Benchmarks for corpora system¶
Corpora module was tested for size overhead and latency using an experiment of creating 5M documents corpus.
Corpus size overhead¶
The total size of an initial raw text file was 2 393 050 900 Bytes (2.2 GB). In the raw text file there where exactly 5 157 200 documents, what give an approximate size of one document about 464 bytes.
Headers of a document have contained only the id of the document.
The total size of final corpus was 2 761 723 865 Bytes (2.57 GB), containing chunks file sized exactly 2 422 882 196 Bytes (2.26 GB) and indexes sized exactly 338 841 600 Bytes (323 MB).
This gives a total overhead of storing raw text in a corpus compared to flat file about 15.4% and the overhead of chunks with headers compared to flat file about 1.25%.
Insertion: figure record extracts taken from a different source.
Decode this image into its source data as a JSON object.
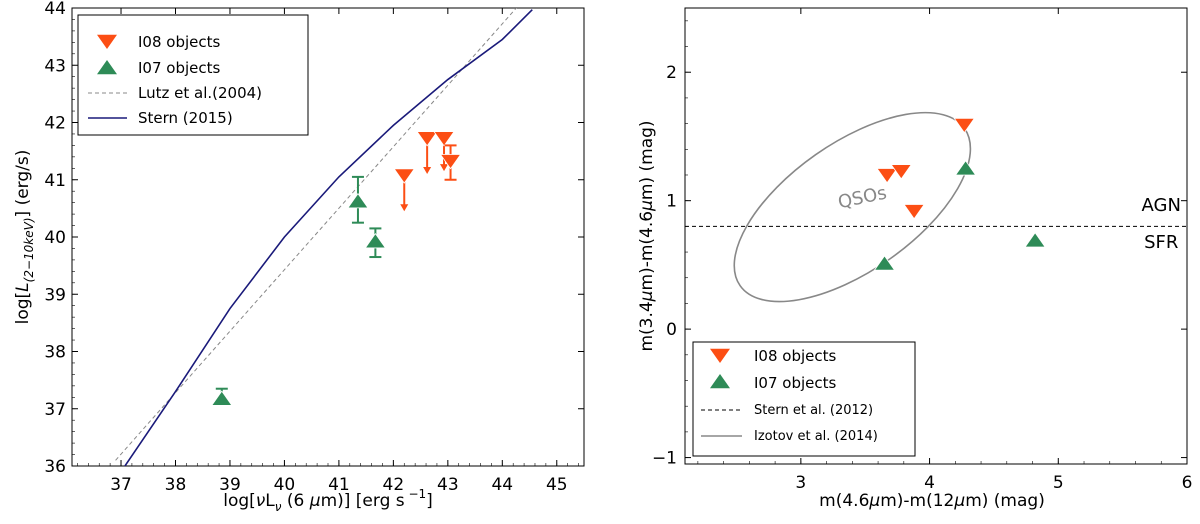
{
  "colors": {
    "i08": "#fc4e14",
    "i07": "#2e8b57",
    "stern2015": "#1a1a7a",
    "lutz": "#888888",
    "izotov": "#888888"
  },
  "chart_data": [
    {
      "type": "scatter",
      "panel": "left",
      "xlabel": "log[νLν (6 μm)] [erg s −1]",
      "ylabel": "log[L(2−10keV)] (erg/s)",
      "xlim": [
        36.1,
        45.5
      ],
      "ylim": [
        36,
        44
      ],
      "xticks": [
        37,
        38,
        39,
        40,
        41,
        42,
        43,
        44,
        45
      ],
      "yticks": [
        36,
        37,
        38,
        39,
        40,
        41,
        42,
        43,
        44
      ],
      "legend": [
        {
          "label": "I08 objects",
          "kind": "down-triangle"
        },
        {
          "label": "I07 objects",
          "kind": "up-triangle"
        },
        {
          "label": "Lutz et al.(2004)",
          "kind": "dashed-line"
        },
        {
          "label": "Stern (2015)",
          "kind": "solid-line"
        }
      ],
      "series": [
        {
          "name": "I08 objects",
          "marker": "down-triangle",
          "upper_limit": true,
          "points": [
            {
              "x": 42.2,
              "y": 41.1,
              "arrow_to": 40.45
            },
            {
              "x": 42.62,
              "y": 41.75,
              "arrow_to": 41.1
            },
            {
              "x": 42.93,
              "y": 41.75,
              "arrow_to": 41.15
            },
            {
              "x": 43.05,
              "y": 41.35,
              "err_lo": 41.0,
              "err_hi": 41.6
            }
          ]
        },
        {
          "name": "I07 objects",
          "marker": "up-triangle",
          "points": [
            {
              "x": 38.85,
              "y": 37.15,
              "err_lo": 37.1,
              "err_hi": 37.35
            },
            {
              "x": 41.35,
              "y": 40.6,
              "err_lo": 40.25,
              "err_hi": 41.05
            },
            {
              "x": 41.67,
              "y": 39.9,
              "err_lo": 39.65,
              "err_hi": 40.15
            }
          ]
        },
        {
          "name": "Lutz et al.(2004)",
          "line": "dashed",
          "x": [
            36.9,
            44.35
          ],
          "y": [
            36.1,
            44.1
          ]
        },
        {
          "name": "Stern (2015)",
          "line": "solid",
          "x": [
            37.0,
            38.0,
            39.0,
            40.0,
            41.0,
            42.0,
            43.0,
            44.0,
            44.55
          ],
          "y": [
            35.9,
            37.3,
            38.75,
            40.0,
            41.05,
            41.95,
            42.75,
            43.45,
            43.97
          ]
        }
      ]
    },
    {
      "type": "scatter",
      "panel": "right",
      "xlabel": "m(4.6μm)-m(12μm) (mag)",
      "ylabel": "m(3.4μm)-m(4.6μm) (mag)",
      "xlim": [
        2.1,
        6.0
      ],
      "ylim": [
        -1.05,
        2.5
      ],
      "xticks": [
        3,
        4,
        5,
        6
      ],
      "yticks": [
        -1,
        0,
        1,
        2
      ],
      "annotations": [
        {
          "text": "QSOs",
          "x": 3.3,
          "y": 0.94
        },
        {
          "text": "AGN",
          "x": 5.8,
          "y": 0.92
        },
        {
          "text": "SFR",
          "x": 5.8,
          "y": 0.63
        }
      ],
      "legend": [
        {
          "label": "I08 objects",
          "kind": "down-triangle"
        },
        {
          "label": "I07 objects",
          "kind": "up-triangle"
        },
        {
          "label": "Stern et al. (2012)",
          "kind": "dashed-line"
        },
        {
          "label": "Izotov et al. (2014)",
          "kind": "solid-line"
        }
      ],
      "series": [
        {
          "name": "I08 objects",
          "marker": "down-triangle",
          "points": [
            {
              "x": 3.67,
              "y": 1.21
            },
            {
              "x": 3.78,
              "y": 1.24
            },
            {
              "x": 3.88,
              "y": 0.93
            },
            {
              "x": 4.27,
              "y": 1.6
            }
          ]
        },
        {
          "name": "I07 objects",
          "marker": "up-triangle",
          "points": [
            {
              "x": 3.65,
              "y": 0.5
            },
            {
              "x": 4.28,
              "y": 1.24
            },
            {
              "x": 4.82,
              "y": 0.68
            }
          ]
        },
        {
          "name": "Stern et al. (2012)",
          "line": "dashed",
          "y_const": 0.8
        },
        {
          "name": "Izotov et al. (2014)",
          "shape": "ellipse",
          "cx": 3.4,
          "cy": 0.95,
          "rx_deg": 35
        }
      ]
    }
  ]
}
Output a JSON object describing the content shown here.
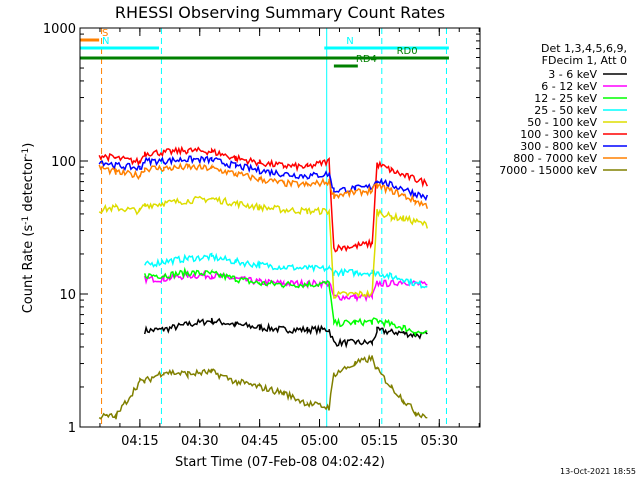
{
  "chart_data": {
    "type": "line",
    "title": "RHESSI Observing Summary Count Rates",
    "xlabel": "Start Time (07-Feb-08 04:02:42)",
    "ylabel_main": "Count Rate (s",
    "ylabel_sup1": "-1",
    "ylabel_mid": " detector",
    "ylabel_sup2": "-1",
    "ylabel_end": ")",
    "yscale": "log",
    "ylim": [
      1,
      1000
    ],
    "xlim": [
      4.0,
      5.67
    ],
    "y_ticks": [
      "1",
      "10",
      "100",
      "1000"
    ],
    "x_ticks": [
      {
        "v": 4.25,
        "label": "04:15"
      },
      {
        "v": 4.5,
        "label": "04:30"
      },
      {
        "v": 4.75,
        "label": "04:45"
      },
      {
        "v": 5.0,
        "label": "05:00"
      },
      {
        "v": 5.25,
        "label": "05:15"
      },
      {
        "v": 5.5,
        "label": "05:30"
      }
    ],
    "legend_header": [
      "Det 1,3,4,5,6,9,",
      "FDecim 1, Att 0"
    ],
    "series": [
      {
        "name": "3 - 6 keV",
        "color": "#000000",
        "values": [
          [
            4.27,
            5.3
          ],
          [
            4.35,
            5.4
          ],
          [
            4.45,
            5.9
          ],
          [
            4.55,
            6.3
          ],
          [
            4.65,
            5.9
          ],
          [
            4.75,
            5.6
          ],
          [
            4.85,
            5.4
          ],
          [
            4.95,
            5.4
          ],
          [
            5.04,
            5.4
          ],
          [
            5.06,
            4.3
          ],
          [
            5.15,
            4.3
          ],
          [
            5.22,
            4.3
          ],
          [
            5.24,
            5.3
          ],
          [
            5.3,
            5.2
          ],
          [
            5.35,
            5.1
          ],
          [
            5.4,
            4.9
          ],
          [
            5.45,
            4.9
          ]
        ]
      },
      {
        "name": "6 - 12 keV",
        "color": "#ff00ff",
        "values": [
          [
            4.27,
            13.0
          ],
          [
            4.35,
            13.0
          ],
          [
            4.45,
            13.8
          ],
          [
            4.55,
            13.8
          ],
          [
            4.65,
            13.0
          ],
          [
            4.75,
            12.3
          ],
          [
            4.85,
            12.0
          ],
          [
            4.95,
            12.0
          ],
          [
            5.04,
            12.0
          ],
          [
            5.06,
            9.5
          ],
          [
            5.15,
            9.5
          ],
          [
            5.22,
            9.5
          ],
          [
            5.24,
            12.0
          ],
          [
            5.3,
            12.0
          ],
          [
            5.35,
            12.5
          ],
          [
            5.4,
            12.0
          ],
          [
            5.45,
            11.5
          ]
        ]
      },
      {
        "name": "12 - 25 keV",
        "color": "#00ff00",
        "values": [
          [
            4.27,
            13.8
          ],
          [
            4.35,
            13.8
          ],
          [
            4.45,
            14.5
          ],
          [
            4.55,
            14.2
          ],
          [
            4.65,
            13.0
          ],
          [
            4.75,
            12.0
          ],
          [
            4.85,
            11.8
          ],
          [
            4.95,
            11.8
          ],
          [
            5.04,
            12.0
          ],
          [
            5.06,
            6.0
          ],
          [
            5.15,
            6.1
          ],
          [
            5.22,
            6.2
          ],
          [
            5.24,
            6.3
          ],
          [
            5.3,
            5.9
          ],
          [
            5.35,
            5.6
          ],
          [
            5.4,
            5.2
          ],
          [
            5.45,
            5.0
          ]
        ]
      },
      {
        "name": "25 - 50 keV",
        "color": "#00ffff",
        "values": [
          [
            4.27,
            16.5
          ],
          [
            4.35,
            17.5
          ],
          [
            4.45,
            18.5
          ],
          [
            4.55,
            19.0
          ],
          [
            4.65,
            17.5
          ],
          [
            4.75,
            16.5
          ],
          [
            4.85,
            16.0
          ],
          [
            4.95,
            15.5
          ],
          [
            5.04,
            15.5
          ],
          [
            5.06,
            14.5
          ],
          [
            5.15,
            14.5
          ],
          [
            5.22,
            14.5
          ],
          [
            5.24,
            14.5
          ],
          [
            5.3,
            13.5
          ],
          [
            5.35,
            13.0
          ],
          [
            5.4,
            12.0
          ],
          [
            5.45,
            11.5
          ]
        ]
      },
      {
        "name": "50 - 100 keV",
        "color": "#dddd00",
        "values": [
          [
            4.08,
            43.0
          ],
          [
            4.15,
            44.5
          ],
          [
            4.25,
            42.0
          ],
          [
            4.27,
            46.5
          ],
          [
            4.35,
            48.0
          ],
          [
            4.45,
            50.5
          ],
          [
            4.55,
            52.0
          ],
          [
            4.65,
            48.0
          ],
          [
            4.75,
            45.0
          ],
          [
            4.85,
            43.0
          ],
          [
            4.95,
            42.0
          ],
          [
            5.04,
            42.0
          ],
          [
            5.06,
            9.8
          ],
          [
            5.15,
            10.0
          ],
          [
            5.22,
            10.0
          ],
          [
            5.24,
            42.0
          ],
          [
            5.3,
            38.0
          ],
          [
            5.35,
            37.0
          ],
          [
            5.4,
            35.0
          ],
          [
            5.45,
            33.0
          ]
        ]
      },
      {
        "name": "100 - 300 keV",
        "color": "#ff0000",
        "values": [
          [
            4.08,
            110.0
          ],
          [
            4.15,
            105.0
          ],
          [
            4.25,
            98.0
          ],
          [
            4.27,
            115.0
          ],
          [
            4.35,
            116.0
          ],
          [
            4.45,
            120.0
          ],
          [
            4.55,
            118.0
          ],
          [
            4.65,
            105.0
          ],
          [
            4.75,
            97.0
          ],
          [
            4.85,
            92.0
          ],
          [
            4.95,
            90.0
          ],
          [
            5.04,
            100.0
          ],
          [
            5.06,
            22.0
          ],
          [
            5.15,
            23.0
          ],
          [
            5.22,
            24.0
          ],
          [
            5.24,
            95.0
          ],
          [
            5.3,
            85.0
          ],
          [
            5.35,
            78.0
          ],
          [
            5.4,
            73.0
          ],
          [
            5.45,
            68.0
          ]
        ]
      },
      {
        "name": "300 - 800 keV",
        "color": "#0000ff",
        "values": [
          [
            4.08,
            100.0
          ],
          [
            4.15,
            93.0
          ],
          [
            4.25,
            88.0
          ],
          [
            4.27,
            100.0
          ],
          [
            4.35,
            100.0
          ],
          [
            4.45,
            103.0
          ],
          [
            4.55,
            102.0
          ],
          [
            4.65,
            92.0
          ],
          [
            4.75,
            85.0
          ],
          [
            4.85,
            80.0
          ],
          [
            4.95,
            77.0
          ],
          [
            5.04,
            80.0
          ],
          [
            5.06,
            60.0
          ],
          [
            5.15,
            62.0
          ],
          [
            5.22,
            64.0
          ],
          [
            5.24,
            72.0
          ],
          [
            5.3,
            66.0
          ],
          [
            5.35,
            62.0
          ],
          [
            5.4,
            57.0
          ],
          [
            5.45,
            53.0
          ]
        ]
      },
      {
        "name": "800 - 7000 keV",
        "color": "#ff8000",
        "values": [
          [
            4.08,
            90.0
          ],
          [
            4.15,
            82.0
          ],
          [
            4.25,
            78.0
          ],
          [
            4.27,
            88.0
          ],
          [
            4.35,
            88.0
          ],
          [
            4.45,
            90.0
          ],
          [
            4.55,
            88.0
          ],
          [
            4.65,
            80.0
          ],
          [
            4.75,
            73.0
          ],
          [
            4.85,
            68.0
          ],
          [
            4.95,
            66.0
          ],
          [
            5.04,
            70.0
          ],
          [
            5.06,
            55.0
          ],
          [
            5.15,
            58.0
          ],
          [
            5.22,
            60.0
          ],
          [
            5.24,
            65.0
          ],
          [
            5.3,
            60.0
          ],
          [
            5.35,
            55.0
          ],
          [
            5.4,
            50.0
          ],
          [
            5.45,
            46.0
          ]
        ]
      },
      {
        "name": "7000 - 15000 keV",
        "color": "#808000",
        "values": [
          [
            4.08,
            1.2
          ],
          [
            4.15,
            1.2
          ],
          [
            4.25,
            2.2
          ],
          [
            4.27,
            2.2
          ],
          [
            4.35,
            2.6
          ],
          [
            4.45,
            2.5
          ],
          [
            4.55,
            2.6
          ],
          [
            4.65,
            2.2
          ],
          [
            4.75,
            2.0
          ],
          [
            4.85,
            1.8
          ],
          [
            4.95,
            1.5
          ],
          [
            5.04,
            1.4
          ],
          [
            5.06,
            2.5
          ],
          [
            5.15,
            3.0
          ],
          [
            5.22,
            3.3
          ],
          [
            5.24,
            2.7
          ],
          [
            5.3,
            2.0
          ],
          [
            5.35,
            1.6
          ],
          [
            5.4,
            1.3
          ],
          [
            5.45,
            1.2
          ]
        ]
      }
    ],
    "flag_bars": [
      {
        "label": "S",
        "color": "#ff8000",
        "x0": 4.0,
        "x1": 4.08,
        "y": 40
      },
      {
        "label": "N",
        "color": "#00ffff",
        "x0": 4.0,
        "x1": 4.33,
        "y": 48
      },
      {
        "label": "N",
        "color": "#00ffff",
        "x0": 5.02,
        "x1": 5.54,
        "y": 48
      },
      {
        "label": "",
        "color": "#008000",
        "x0": 4.0,
        "x1": 5.54,
        "y": 58
      },
      {
        "label": "RD0",
        "color": "#008000",
        "x0": 5.23,
        "x1": 5.54,
        "y": 58
      },
      {
        "label": "RD4",
        "color": "#008000",
        "x0": 5.06,
        "x1": 5.16,
        "y": 66
      }
    ],
    "vlines": [
      {
        "x": 4.09,
        "color": "#ff8000",
        "style": "dashed"
      },
      {
        "x": 4.34,
        "color": "#00ffff",
        "style": "dashed"
      },
      {
        "x": 5.03,
        "color": "#00ffff",
        "style": "solid"
      },
      {
        "x": 5.26,
        "color": "#00ffff",
        "style": "dashed"
      },
      {
        "x": 5.53,
        "color": "#00ffff",
        "style": "dashed"
      }
    ],
    "footer_date": "13-Oct-2021 18:55"
  }
}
|Property||Raw text file||Corpus|
|Total size||2 393 050 900 B||2 761 723 865 B|
|Chunk size||2 422 882 196 B|
|Index size||338 841 600 B|
Document append performance¶
Latency of appending every 1000 documents was measured. The test was performed on 2,8 GHz Intel Core i5, 12 GB RAM, Mac OS X Lion 10.7.2 with a HDD drive.
A mean time of appending every 1000 documents was 0.53s with standard deviation about 0.12s. On presented graphs latency picks can be observed - possibly caused by DB Berkley indexes synchronizations to disk.